The CIO's Guide to Artificial Intelligence
By Whit Andrews, Vice President and Distinguished Analyst, Gartner and Janelle B. Hill, Vice President and Distinguished Analyst, Gartner
Look at how you are using technology today during critical interactions with customers— business moments—and consider how the value of that moment could be increased. Then apply AI to those points for additional business value.
For example, the interaction between a company and a customer provides data about the customer. When combining information with other data about that particular customer (i.e., they order X amount of Y products every Z weeks), the company can use AI to further enrich the relationship beyond that interaction.

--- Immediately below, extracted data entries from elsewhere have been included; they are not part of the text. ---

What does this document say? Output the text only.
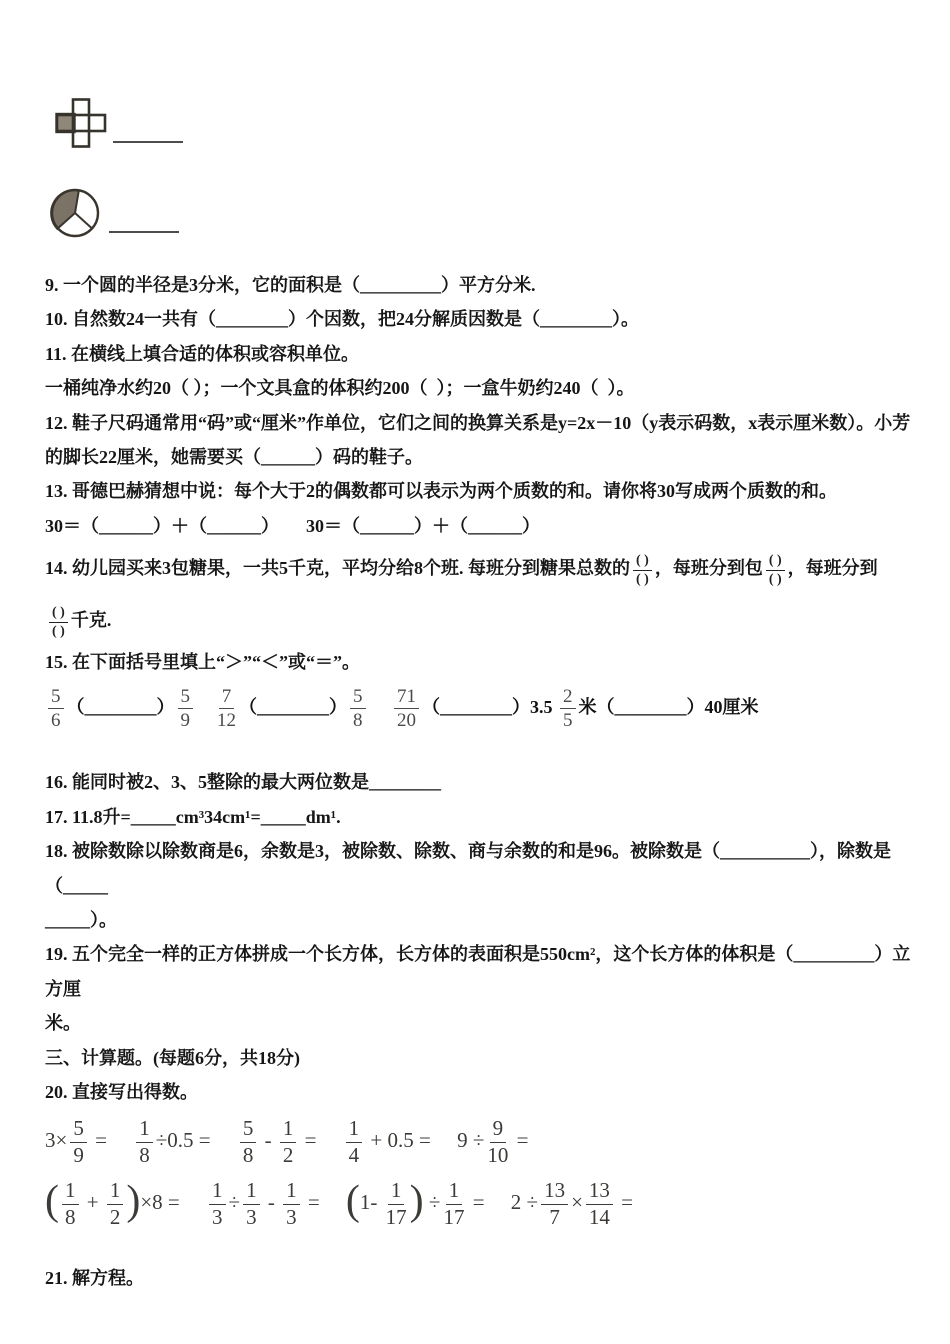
9. 一个圆的半径是3分米，它的面积是（_________）平方分米.
10. 自然数24一共有（________）个因数，把24分解质因数是（________）。
11. 在横线上填合适的体积或容积单位。
一桶纯净水约20（ ）；一个文具盒的体积约200（  ）；一盒牛奶约240（  ）。
12. 鞋子尺码通常用“码”或“厘米”作单位，它们之间的换算关系是y=2x－10（y表示码数，x表示厘米数）。小芳
的脚长22厘米，她需要买（______）码的鞋子。
13. 哥德巴赫猜想中说：每个大于2的偶数都可以表示为两个质数的和。请你将30写成两个质数的和。
30＝（______）＋（______）　　30＝（______）＋（______）
14. 幼儿园买来3包糖果，一共5千克，平均分给8个班. 每班分到糖果总数的 $\frac{( )}{( )}$ ，每班分到包 $\frac{( )}{( )}$ ，每班分到
$\frac{( )}{( )}$ 千克.
15. 在下面括号里填上“＞”“＜”或“＝”。
$\frac{5}{6}$ （________） $\frac{5}{9}$
　 $\frac{7}{12}$ （________） $\frac{5}{8}$
　 $\frac{71}{20}$ （________）3.5 $\frac{2}{5}$ 米（________）40厘米
16. 能同时被2、3、5整除的最大两位数是________
17. 11.8升=_____cm³34cm¹=_____dm¹.
18. 被除数除以除数商是6，余数是3，被除数、除数、商与余数的和是96。被除数是（__________），除数是（_____
_____）。
19. 五个完全一样的正方体拼成一个长方体，长方体的表面积是550cm²，这个长方体的体积是（_________）立方厘
米。
三、计算题。(每题6分，共18分)
20. 直接写出得数。
$3\times \frac{5}{9}$ = 　 $\frac{1}{8} \div 0.5$ = 　 $\frac{5}{8} - \frac{1}{2}$ = 　 $\frac{1}{4} + 0.5$ = 　$9 \div \frac{9}{10}$ =
( $\frac{1}{8} + \frac{1}{2} )\times 8$ = 　 $\frac{1}{3} \div \frac{1}{3} - \frac{1}{3}$ = 　($1- \frac{1}{17}$ ) ÷ $\frac{1}{17}$ = 　$2 \div \frac{13}{7} \times \frac{13}{14}$ =
21. 解方程。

During future interactions, the data might allow the seller to ask questions specific to the customer, such as, “We know you are frequently waiting on delivery. Would you like to subscribe to this product or order larger quantities?” AI enables companies to collect data from a wide variety of places and apply self-improving analysis to trigger action—and on a level of granularity never before available. The risk is in the accuracy of the self-improvement algorithm.
Key insights for CIOs
Savvy CIOs are experimenting jointly with business peers to discover top use cases for AI and to evaluate its potential to disrupt markets and remake existing business models.
Here are three key insights for CIOs to know before they start a successful AI journey:
1. Digital business is accelerating interest in AI at a pace that has left many CIOs hurrying to build an AI strategy and investment plan appropriate for their enterprise.

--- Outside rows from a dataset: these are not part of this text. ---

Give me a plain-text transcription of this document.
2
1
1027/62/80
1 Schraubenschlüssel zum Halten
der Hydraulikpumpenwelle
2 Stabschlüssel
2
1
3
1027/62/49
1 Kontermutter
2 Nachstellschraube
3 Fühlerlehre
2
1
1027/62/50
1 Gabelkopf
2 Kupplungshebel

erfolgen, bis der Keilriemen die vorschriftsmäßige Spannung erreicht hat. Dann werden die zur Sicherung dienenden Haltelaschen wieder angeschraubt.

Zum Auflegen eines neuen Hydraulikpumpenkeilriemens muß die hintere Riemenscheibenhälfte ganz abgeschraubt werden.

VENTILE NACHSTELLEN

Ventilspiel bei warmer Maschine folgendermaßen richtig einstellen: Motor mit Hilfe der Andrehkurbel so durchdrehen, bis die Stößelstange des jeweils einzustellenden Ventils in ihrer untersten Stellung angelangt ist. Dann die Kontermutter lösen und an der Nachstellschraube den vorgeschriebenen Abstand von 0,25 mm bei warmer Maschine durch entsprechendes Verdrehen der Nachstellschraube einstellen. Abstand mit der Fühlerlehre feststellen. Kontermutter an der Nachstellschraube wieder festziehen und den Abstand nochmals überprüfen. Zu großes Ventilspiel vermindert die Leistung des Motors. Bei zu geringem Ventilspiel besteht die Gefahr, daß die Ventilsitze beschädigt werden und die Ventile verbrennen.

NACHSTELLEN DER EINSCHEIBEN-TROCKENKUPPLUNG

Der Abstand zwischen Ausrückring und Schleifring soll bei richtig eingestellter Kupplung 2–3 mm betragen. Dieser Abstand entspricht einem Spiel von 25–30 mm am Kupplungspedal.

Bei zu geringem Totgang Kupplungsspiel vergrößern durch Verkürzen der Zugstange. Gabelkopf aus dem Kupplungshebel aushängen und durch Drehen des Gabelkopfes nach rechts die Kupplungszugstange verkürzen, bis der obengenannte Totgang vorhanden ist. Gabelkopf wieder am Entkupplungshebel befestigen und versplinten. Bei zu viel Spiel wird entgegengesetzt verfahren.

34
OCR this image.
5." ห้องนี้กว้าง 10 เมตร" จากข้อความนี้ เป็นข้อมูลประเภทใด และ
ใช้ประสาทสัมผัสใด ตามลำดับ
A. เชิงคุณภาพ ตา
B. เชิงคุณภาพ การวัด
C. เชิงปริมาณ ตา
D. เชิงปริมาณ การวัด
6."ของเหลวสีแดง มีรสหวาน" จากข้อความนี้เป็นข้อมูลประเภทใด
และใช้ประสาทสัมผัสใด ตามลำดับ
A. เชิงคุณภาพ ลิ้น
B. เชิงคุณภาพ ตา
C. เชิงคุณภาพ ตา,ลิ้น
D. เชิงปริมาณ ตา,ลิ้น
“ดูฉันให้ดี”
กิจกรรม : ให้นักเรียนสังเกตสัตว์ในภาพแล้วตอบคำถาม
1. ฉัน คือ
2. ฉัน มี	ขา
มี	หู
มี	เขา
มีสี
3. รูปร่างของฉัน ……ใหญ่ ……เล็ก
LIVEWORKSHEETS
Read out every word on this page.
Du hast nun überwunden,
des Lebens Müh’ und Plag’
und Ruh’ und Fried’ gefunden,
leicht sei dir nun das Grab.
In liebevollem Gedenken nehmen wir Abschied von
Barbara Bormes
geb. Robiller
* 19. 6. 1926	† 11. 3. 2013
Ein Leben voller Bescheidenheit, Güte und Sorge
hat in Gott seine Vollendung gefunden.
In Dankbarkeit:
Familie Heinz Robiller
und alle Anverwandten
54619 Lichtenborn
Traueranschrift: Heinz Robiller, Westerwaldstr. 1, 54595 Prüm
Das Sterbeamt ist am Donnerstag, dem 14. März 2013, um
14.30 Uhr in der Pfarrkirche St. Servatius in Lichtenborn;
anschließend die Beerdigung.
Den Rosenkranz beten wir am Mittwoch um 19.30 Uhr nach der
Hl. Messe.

Over the past few years, the pace of innovation in AI technologies has been staggering, predominantly coming from small vendors. CIOs are in the perfect position to educate their company’s CEO and board about recent developments in AI and illustrate how AI might influence their business and competitive landscape.

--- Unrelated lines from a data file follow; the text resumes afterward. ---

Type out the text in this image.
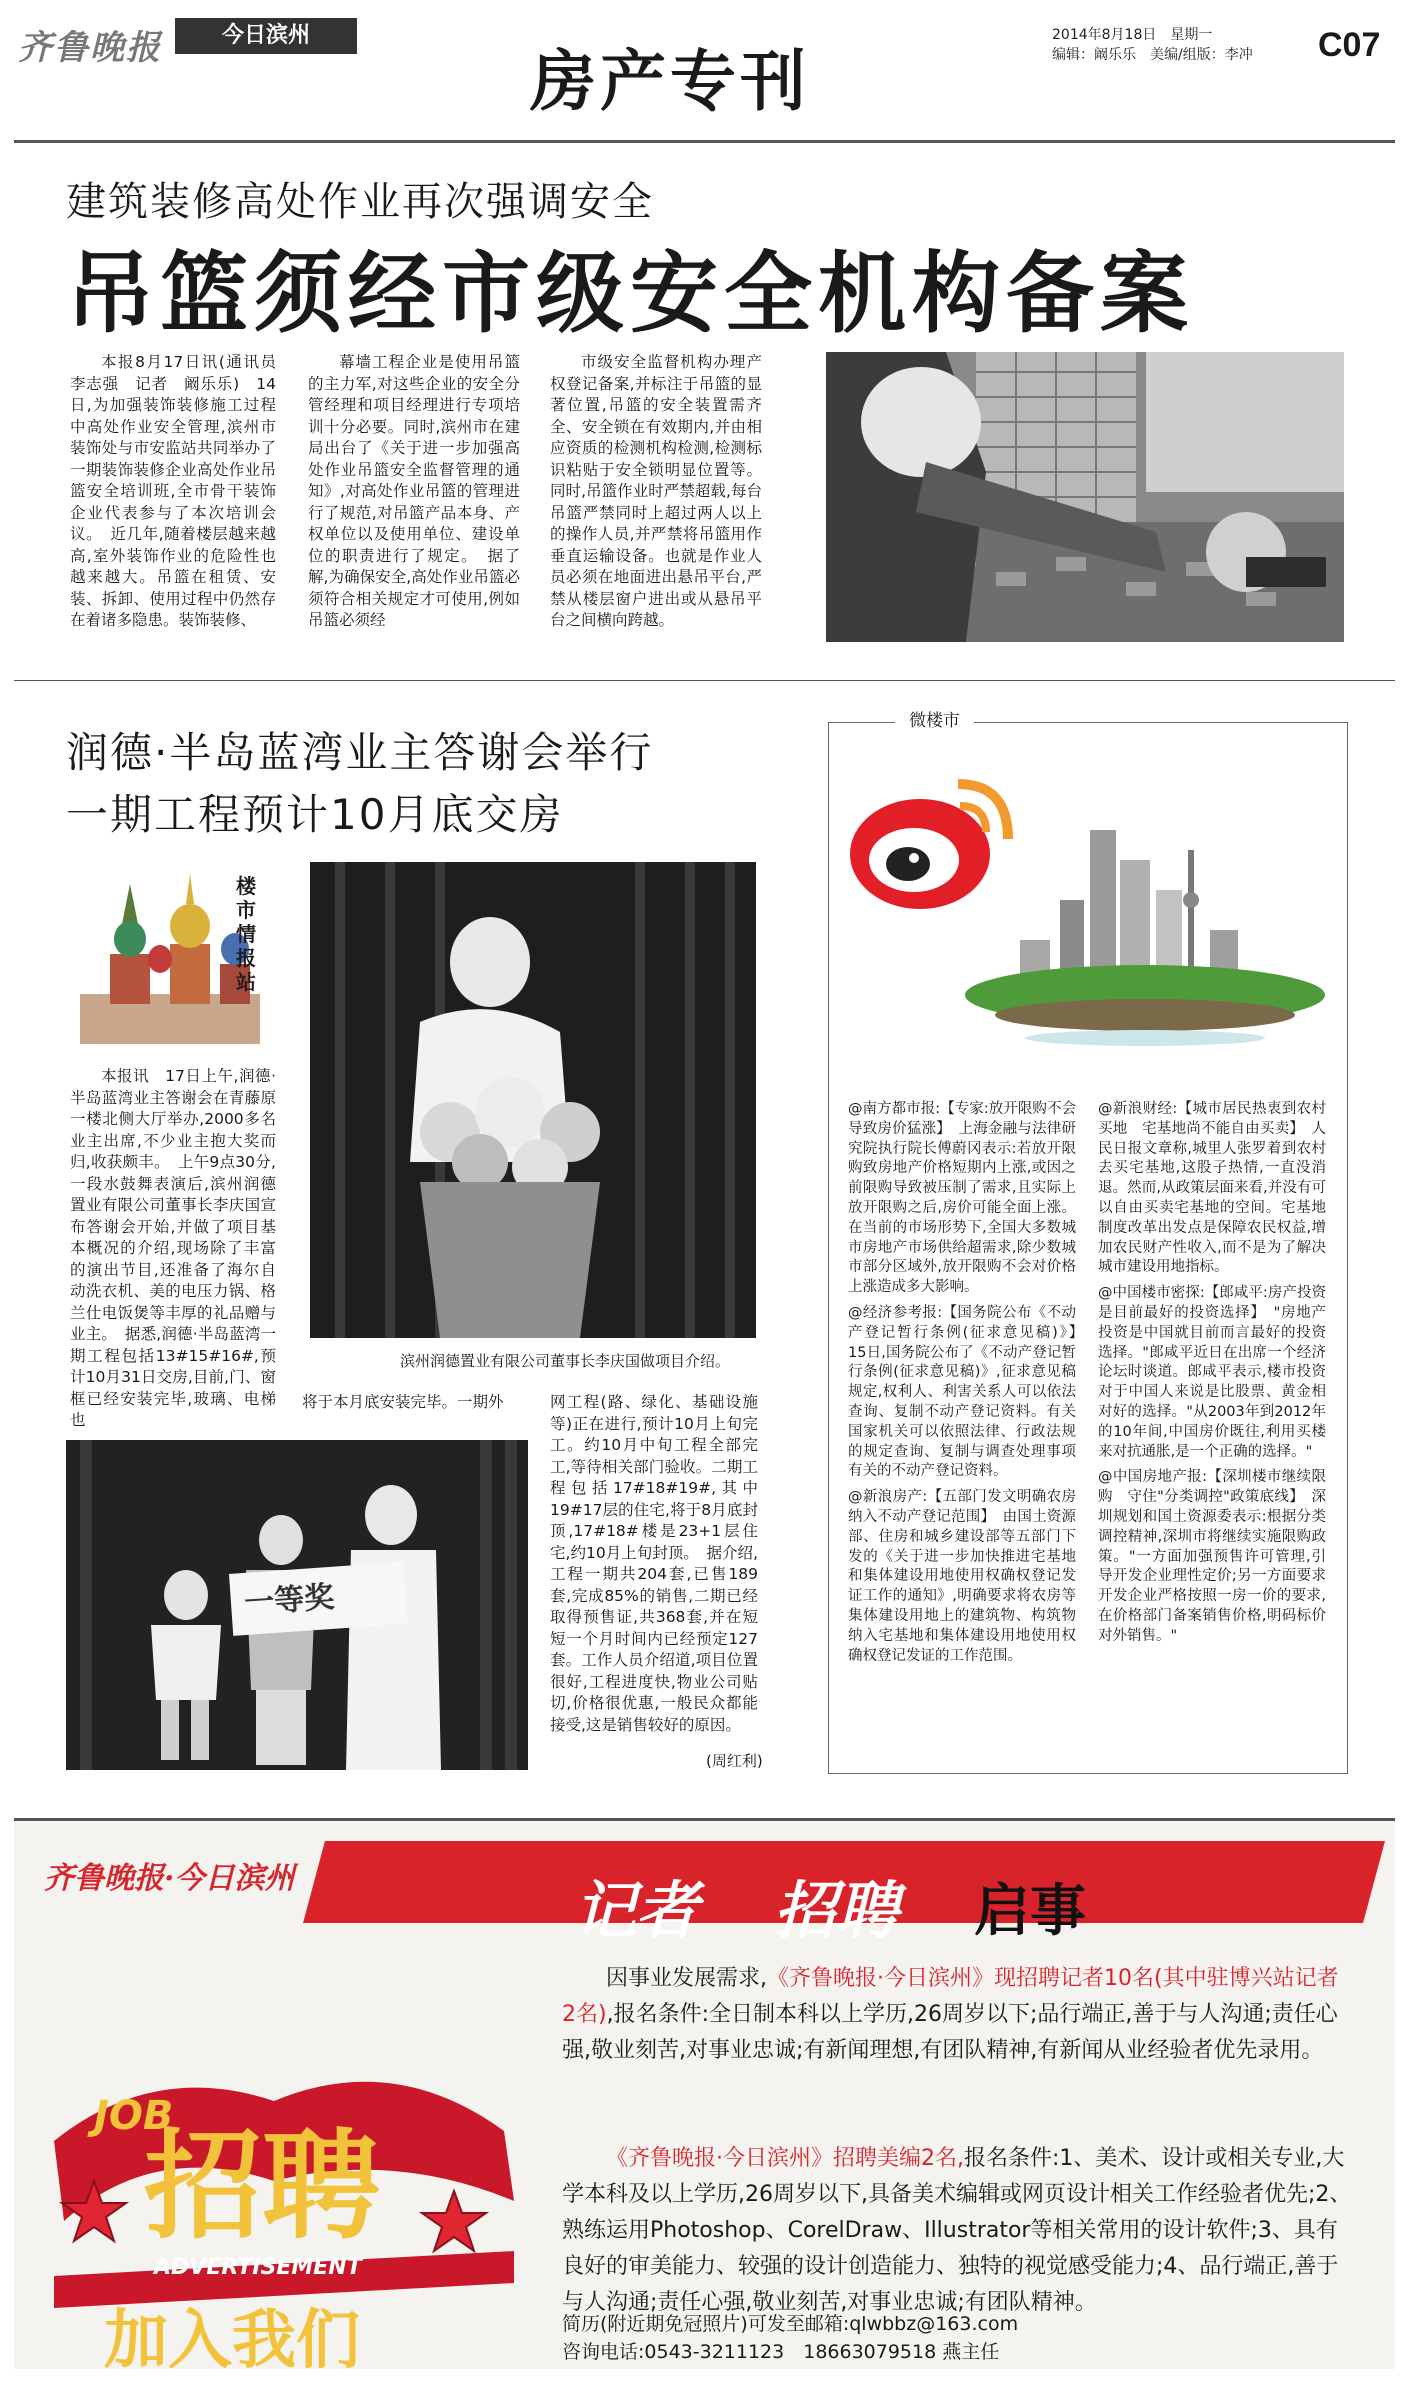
齐鲁晚报	今日滨州
房产专刊
2014年8月18日　星期一
编辑：阚乐乐　美编/组版：李冲 C07
建筑装修高处作业再次强调安全
吊篮须经市级安全机构备案

本报8月17日讯(通讯员 李志强　记者　阚乐乐)　14日,为加强装饰装修施工过程中高处作业安全管理,滨州市装饰处与市安监站共同举办了一期装饰装修企业高处作业吊篮安全培训班,全市骨干装饰企业代表参与了本次培训会议。　近几年,随着楼层越来越高,室外装饰作业的危险性也越来越大。吊篮在租赁、安装、拆卸、使用过程中仍然存在着诸多隐患。装饰装修、

幕墙工程企业是使用吊篮的主力军,对这些企业的安全分管经理和项目经理进行专项培训十分必要。同时,滨州市在建局出台了《关于进一步加强高处作业吊篮安全监督管理的通知》,对高处作业吊篮的管理进行了规范,对吊篮产品本身、产权单位以及使用单位、建设单位的职责进行了规定。　据了解,为确保安全,高处作业吊篮必须符合相关规定才可使用,例如吊篮必须经

市级安全监督机构办理产权登记备案,并标注于吊篮的显著位置,吊篮的安全装置需齐全、安全锁在有效期内,并由相应资质的检测机构检测,检测标识粘贴于安全锁明显位置等。同时,吊篮作业时严禁超载,每台吊篮严禁同时上超过两人以上的操作人员,并严禁将吊篮用作垂直运输设备。也就是作业人员必须在地面进出悬吊平台,严禁从楼层窗户进出或从悬吊平台之间横向跨越。

润德·半岛蓝湾业主答谢会举行
一期工程预计10月底交房
楼市情报站

本报讯　17日上午,润德·半岛蓝湾业主答谢会在青藤原一楼北侧大厅举办,2000多名业主出席,不少业主抱大奖而归,收获颇丰。　上午9点30分,一段水鼓舞表演后,滨州润德置业有限公司董事长李庆国宣布答谢会开始,并做了项目基本概况的介绍,现场除了丰富的演出节目,还准备了海尔自动洗衣机、美的电压力锅、格兰仕电饭煲等丰厚的礼品赠与业主。　据悉,润德·半岛蓝湾一期工程包括13#15#16#,预计10月31日交房,目前,门、窗框已经安装完毕,玻璃、电梯也

滨州润德置业有限公司董事长李庆国做项目介绍。

将于本月底安装完毕。一期外

一等奖

网工程(路、绿化、基础设施等)正在进行,预计10月上旬完工。约10月中旬工程全部完工,等待相关部门验收。二期工程包括17#18#19#,其中19#17层的住宅,将于8月底封顶,17#18#楼是23+1层住宅,约10月上旬封顶。　据介绍,工程一期共204套,已售189套,完成85%的销售,二期已经取得预售证,共368套,并在短短一个月时间内已经预定127套。工作人员介绍道,项目位置很好,工程进度快,物业公司贴切,价格很优惠,一般民众都能接受,这是销售较好的原因。

(周红利)
微楼市

@南方都市报:【专家:放开限购不会导致房价猛涨】　上海金融与法律研究院执行院长傅蔚冈表示:若放开限购致房地产价格短期内上涨,或因之前限购导致被压制了需求,且实际上放开限购之后,房价可能全面上涨。在当前的市场形势下,全国大多数城市房地产市场供给超需求,除少数城市部分区域外,放开限购不会对价格上涨造成多大影响。

@经济参考报:【国务院公布《不动产登记暂行条例(征求意见稿)》】　15日,国务院公布了《不动产登记暂行条例(征求意见稿)》,征求意见稿规定,权利人、利害关系人可以依法查询、复制不动产登记资料。有关国家机关可以依照法律、行政法规的规定查询、复制与调查处理事项有关的不动产登记资料。

@新浪房产:【五部门发文明确农房纳入不动产登记范围】　由国土资源部、住房和城乡建设部等五部门下发的《关于进一步加快推进宅基地和集体建设用地使用权确权登记发证工作的通知》,明确要求将农房等集体建设用地上的建筑物、构筑物纳入宅基地和集体建设用地使用权确权登记发证的工作范围。

@新浪财经:【城市居民热衷到农村买地　宅基地尚不能自由买卖】　人民日报文章称,城里人张罗着到农村去买宅基地,这股子热情,一直没消退。然而,从政策层面来看,并没有可以自由买卖宅基地的空间。宅基地制度改革出发点是保障农民权益,增加农民财产性收入,而不是为了解决城市建设用地指标。

@中国楼市密探:【郎咸平:房产投资是目前最好的投资选择】　"房地产投资是中国就目前而言最好的投资选择。"郎咸平近日在出席一个经济论坛时谈道。郎咸平表示,楼市投资对于中国人来说是比股票、黄金相对好的选择。"从2003年到2012年的10年间,中国房价既往,利用买楼来对抗通胀,是一个正确的选择。"

@中国房地产报:【深圳楼市继续限购　守住"分类调控"政策底线】　深圳规划和国土资源委表示:根据分类调控精神,深圳市将继续实施限购政策。"一方面加强预售许可管理,引导开发企业理性定价;另一方面要求开发企业严格按照一房一价的要求,在价格部门备案销售价格,明码标价对外销售。"

齐鲁晚报·今日滨州	记者 招聘 启事
JOB
招聘
ADVERTISEMENT
加入我们
因事业发展需求,《齐鲁晚报·今日滨州》现招聘记者10名(其中驻博兴站记者2名),报名条件:全日制本科以上学历,26周岁以下;品行端正,善于与人沟通;责任心强,敬业刻苦,对事业忠诚;有新闻理想,有团队精神,有新闻从业经验者优先录用。
《齐鲁晚报·今日滨州》招聘美编2名,报名条件:1、美术、设计或相关专业,大学本科及以上学历,26周岁以下,具备美术编辑或网页设计相关工作经验者优先;2、熟练运用Photoshop、CorelDraw、Illustrator等相关常用的设计软件;3、具有良好的审美能力、较强的设计创造能力、独特的视觉感受能力;4、品行端正,善于与人沟通;责任心强,敬业刻苦,对事业忠诚;有团队精神。
简历(附近期免冠照片)可发至邮箱:qlwbbz@163.com
咨询电话:0543-3211123　18663079518 燕主任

AI enables companies to collect data from a wide variety of places and apply self-improving analysis to trigger action—and on a level of granularity never before available
Joint AI proofs of concept (PoCs) with business gives CIO’s the necessary information to educate their CEO and board and recommend the best potential use cases. By following this approach, CIOs can potentially flip the traditional engagement model between IT and the business, influencing business strategy at the outset, rather than simply developing implementation projects that follow up on the executive team’s decisions.
2. Deep learning, natural-language processing (NLP) and computer vision are leading areas of rapid technology advancement, and are the areas where CIOs need to build knowledge, expertise and skills.
Recent breakthroughs in machine learning, big data, computer vision, and speech recognition are increasing the commercial potential of AI. But AI requires new skills and a new way of thinking about problems. CIOs must ensure that IT owns the strategy and governance of AI solutions. Although pilot AI experiments can start with a small investment, for full production rollout, the biggest area of investment is building and retaining the necessary talent. These skills include technical knowledge in specific AI technologies, data science, maintaining quality data, problem domain expertise, and skills to monitor, maintain and govern the environment.
3. Market conditions for commercial success with AI technology are well-aligned, making AI safe enough for CIOs to investigate, experiment with, and strategize about potential application use cases.
Capabilities like voice recognition, NLP and image processing benefit from advances in big data processing and advanced analytical methods such as machine learning and deep learning. Leading-edge AI technologies will play an increasingly important role in the top three business objectives often cited by CEOs — greater customer intimacy, increasing competitive advantage and improving efficiency. CIOs should look for cloud SaaS applications that apply AI to these areas. Greater experience with AI solutions will help CIOs to build business cases and identify the limitations in current-generation technologies to understand skills needed to fill talent gaps.
What matters the most is where your business should use AI. If you’re interested in exploring AI, the most important first step is to pursue something that is critical to your organization.
Moving forward with AI
As you adopt AI for critical business priorities, you should look for ideas and possibilities in areas you couldn’t approach before because you didn’t have or couldn’t attract enough talented people. You should also learn the lessons that are unique to your organization and minimize those that are more mainstream in nature. Lastly, survey and engage your highest-value workers about mundane aspects of their roles that can be addressed through AI as you move forward with AI.